Cooperative Control of a Compliant Manipulator for Robotic-Assisted Physiotherapy

In recent years, robotic systems have been playing an increasingly important role in physiotherapy. The aim of these platforms is to aid the recovery process from strokes or muscular damage by assisting patients to perform a number of controlled tasks, thus effectively complementing the role of the physiotherapist. In this paper, we present a novel learning from demonstration framework for cooperative control in robotic-assisted physiotherapy. Unlike other approaches, the aim of the proposed system is to guide the patients to optimally execute a task based on previously learned demonstrations. This allows the generation of patient-specific gestures under the supervision of the expert physiotherapist.
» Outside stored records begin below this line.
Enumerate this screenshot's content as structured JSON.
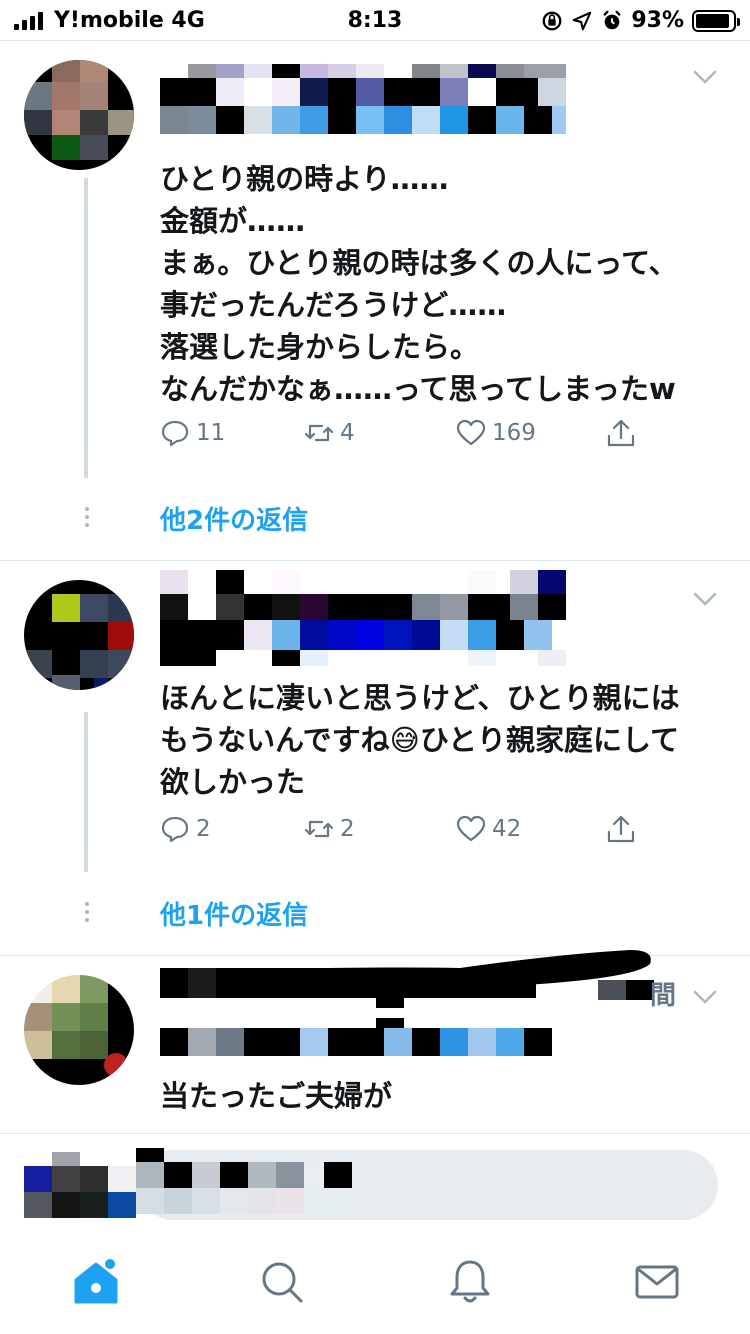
{
  "status_bar": {
    "carrier": "Y!mobile  4G",
    "time": "8:13",
    "battery_percent": "93%",
    "battery_level": 0.93
  },
  "tweets": [
    {
      "text": "ひとり親の時より……\n金額が……\nまぁ。ひとり親の時は多くの人にって、\n事だったんだろうけど……\n落選した身からしたら。\nなんだかなぁ……って思ってしまったw",
      "reply_count": "11",
      "retweet_count": "4",
      "like_count": "169",
      "more_replies": "他2件の返信"
    },
    {
      "text": "ほんとに凄いと思うけど、ひとり親には\nもうないんですね😅ひとり親家庭にして\n欲しかった",
      "reply_count": "2",
      "retweet_count": "2",
      "like_count": "42",
      "more_replies": "他1件の返信"
    },
    {
      "text": "当たったご夫婦が",
      "partial_char": "間"
    }
  ],
  "icons": {
    "reply": "reply-icon",
    "retweet": "retweet-icon",
    "like": "heart-icon",
    "share": "share-icon",
    "chevron": "chevron-down-icon",
    "home": "home-icon",
    "search": "search-icon",
    "notifications": "bell-icon",
    "messages": "mail-icon"
  },
  "colors": {
    "accent": "#1da1f2",
    "secondary_text": "#657786",
    "border": "#e1e8ed"
  }
}
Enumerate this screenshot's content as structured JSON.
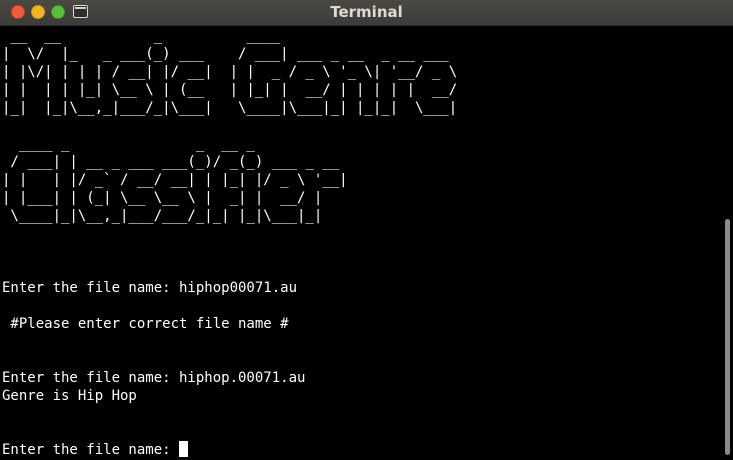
{
  "window": {
    "title": "Terminal",
    "icons": {
      "close": "close-icon",
      "minimize": "minimize-icon",
      "maximize": "maximize-icon",
      "app": "terminal-icon"
    }
  },
  "terminal": {
    "banner": " __  __           _          ____                      \n|  \\/  |_   _ ___(_) ___    / ___| ___ _ __  _ __ ___ \n| |\\/| | | | / __| |/ __|  | |  _ / _ \\ '_ \\| '__/ _ \\\n| |  | | |_| \\__ \\ | (__   | |_| |  __/ | | | | |  __/\n|_|  |_|\\__,_|___/_|\\___|   \\____|\\___|_| |_|_|  \\___|\n\n  ____ _               _  __ _\n / ___| | __ _ ___ ___(_)/ _(_) ___ _ __\n| |   | |/ _` / __/ __| | |_| |/ _ \\ '__|\n| |___| | (_| \\__ \\__ \\ |  _| |  __/ |\n \\____|_|\\__,_|___/___/_|_| |_|\\___|_|",
    "lines": [
      "Enter the file name: hiphop00071.au",
      " #Please enter correct file name #",
      "Enter the file name: hiphop.00071.au",
      "Genre is Hip Hop",
      "Enter the file name: "
    ]
  }
}
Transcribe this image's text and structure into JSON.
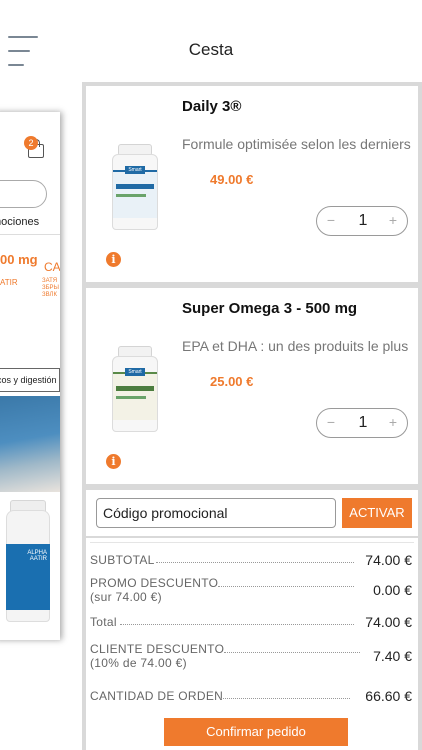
{
  "header": {
    "title": "Cesta",
    "menu_icon": "hamburger-menu-icon"
  },
  "background_app": {
    "cart_badge": "2",
    "promo_tab_fragment": "mociones",
    "price_fragment": "00 mg",
    "car_fragment": "CAR",
    "atir_fragment": "ATIR",
    "menu_fragment": "cos y digestión"
  },
  "cart": {
    "items": [
      {
        "name": "Daily 3®",
        "description": "Formule optimisée selon les derniers",
        "price": "49.00 €",
        "quantity": "1",
        "minus": "−",
        "plus": "+"
      },
      {
        "name": "Super Omega 3 - 500 mg",
        "description": "EPA et DHA : un des produits le plus",
        "price": "25.00 €",
        "quantity": "1",
        "minus": "−",
        "plus": "+"
      }
    ]
  },
  "promo": {
    "placeholder": "Código promocional",
    "button": "ACTIVAR"
  },
  "summary": {
    "subtotal_label": "SUBTOTAL",
    "subtotal_value": "74.00 €",
    "promo_label_1": "PROMO DESCUENTO",
    "promo_label_2": "(sur 74.00 €)",
    "promo_value": "0.00 €",
    "total_label": "Total",
    "total_value": "74.00 €",
    "client_label_1": "CLIENTE DESCUENTO",
    "client_label_2": "(10% de 74.00 €)",
    "client_value": "7.40 €",
    "order_label": "CANTIDAD DE ORDEN",
    "order_value": "66.60 €"
  },
  "confirm_button": "Confirmar pedido",
  "colors": {
    "accent": "#ef7a2d",
    "panel_bg": "#d9d9d9"
  }
}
The guidance is performed through stiffness control of a compliant manipulator, where the stiffness profile of the generalized trajectory is determined according to the relative importance of each section of the task. In contrast with the traditional learning approach, where the execution of the generalized trajectory by the robot is automated, this cooperative control architecture allows the patients to perform the task at their own pace, while ensuring the movements are executed correctly. Increased performance of the learning framework is accomplished through a novel fast, low-cost multi-demonstration dynamic time warping algorithm used to build the model. Experimental validation of the framework is carried out using an interactive setup designed to provide further guidance through additional visual and sensory feedback based on the task model. The results demonstrate the potential of the proposed framework, showing a significant improvement in the performance of guided tasks compared to unguided ones.